AudgenDB radiology report text classification and REST service
The model_analysis.py file analyizes a number of classification models using the scikit-learn API and the NLTK API. It performs a grid search over several model hyper-parameters applying k-fold cross validation to select the best models. Performance is subsequently evaluated on a hold-out test set.
As written, the model_analysis.py file requries a label file that contains column headers pid, doc_norm, inner, middle, outer, and mastoid in that order. The pid column is a unique identifier for that corresponds to a text report file named pid.txt. The doc_norm column is binary valued and indicates if pid.txt is contains NO abnormalities (0) or at least one abnormality (1). The inner, middle, outer, and mastoid columns are also binary valued and indicate if pid.txt contains an no abnormality (0) or at least one abnormality (1) in the inner, middle, outer ear or mastoid regions respectively.

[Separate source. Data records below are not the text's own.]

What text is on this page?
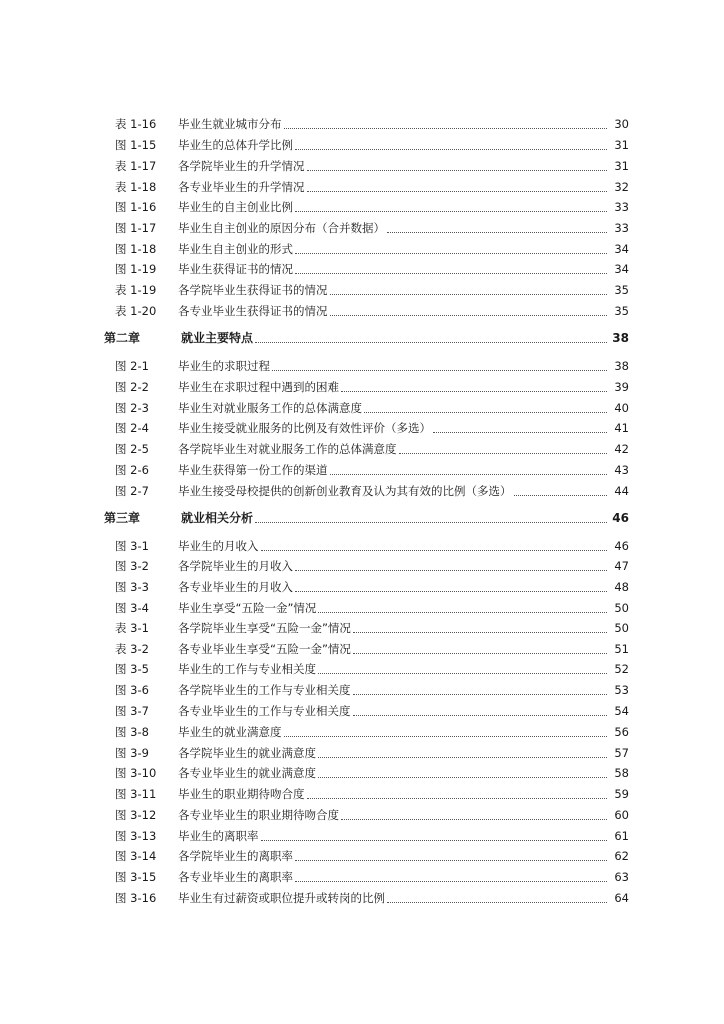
表 1-16	毕业生就业城市分布	30
图 1-15	毕业生的总体升学比例	31
表 1-17	各学院毕业生的升学情况	31
表 1-18	各专业毕业生的升学情况	32
图 1-16	毕业生的自主创业比例	33
图 1-17	毕业生自主创业的原因分布（合并数据）	33
图 1-18	毕业生自主创业的形式	34
图 1-19	毕业生获得证书的情况	34
表 1-19	各学院毕业生获得证书的情况	35
表 1-20	各专业毕业生获得证书的情况	35
第二章	就业主要特点	38
图 2-1	毕业生的求职过程	38
图 2-2	毕业生在求职过程中遇到的困难	39
图 2-3	毕业生对就业服务工作的总体满意度	40
图 2-4	毕业生接受就业服务的比例及有效性评价（多选）	41
图 2-5	各学院毕业生对就业服务工作的总体满意度	42
图 2-6	毕业生获得第一份工作的渠道	43
图 2-7	毕业生接受母校提供的创新创业教育及认为其有效的比例（多选）	44
第三章	就业相关分析	46
图 3-1	毕业生的月收入	46
图 3-2	各学院毕业生的月收入	47
图 3-3	各专业毕业生的月收入	48
图 3-4	毕业生享受“五险一金”情况	50
表 3-1	各学院毕业生享受“五险一金”情况	50
表 3-2	各专业毕业生享受“五险一金”情况	51
图 3-5	毕业生的工作与专业相关度	52
图 3-6	各学院毕业生的工作与专业相关度	53
图 3-7	各专业毕业生的工作与专业相关度	54
图 3-8	毕业生的就业满意度	56
图 3-9	各学院毕业生的就业满意度	57
图 3-10	各专业毕业生的就业满意度	58
图 3-11	毕业生的职业期待吻合度	59
图 3-12	各专业毕业生的职业期待吻合度	60
图 3-13	毕业生的离职率	61
图 3-14	各学院毕业生的离职率	62
图 3-15	各专业毕业生的离职率	63
图 3-16	毕业生有过薪资或职位提升或转岗的比例	64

Training & test data can be obtained from the AudGenDB project via the AudGenDB application.
To avoid re-training the classification models every time the REST service is started (see below) the selected classification models can be persisted via pickling. The model_persist.py will train and pickle the models using the hyper-parameters specified in the INSTALL_DIR/resources/config/models.ini file. See this sample file.
A simple Flask REST service is availble as an example document labeling service. The REST service utilizes four scikit-learn based classifiers to classify radiology text reports relative to presence/absence of an abnormality in the inner, middel, outer, or mastoid ear regions.
A configuration file is expected as INSTALL_DIR/resources/config/app_config.cfg where INSTALL_DIR is the directory containing this source code. The configuration file has four entries that are the paths to the model persistance files. See this sample file
Start the REST service:
python rs.py
The service has a single endpoint at http://HOST/classify where HOST is where the application is hosted. If running locally with Flask, HOST is http://localhost:5000 by default. This endpoint handles only POST requests. The body of the request must be JSON formated with entries
{"id1":"text1", "id2":"text2"}
The return result is also JSON formated in the form
{"id1":[v1,v2,v3,v4], "id2":[v1,v2,v3,v4]}
where v1-v4 are binary (0,1) values corresponding to the classifications for the inner, middle, outer, and mastoid regions, respectively.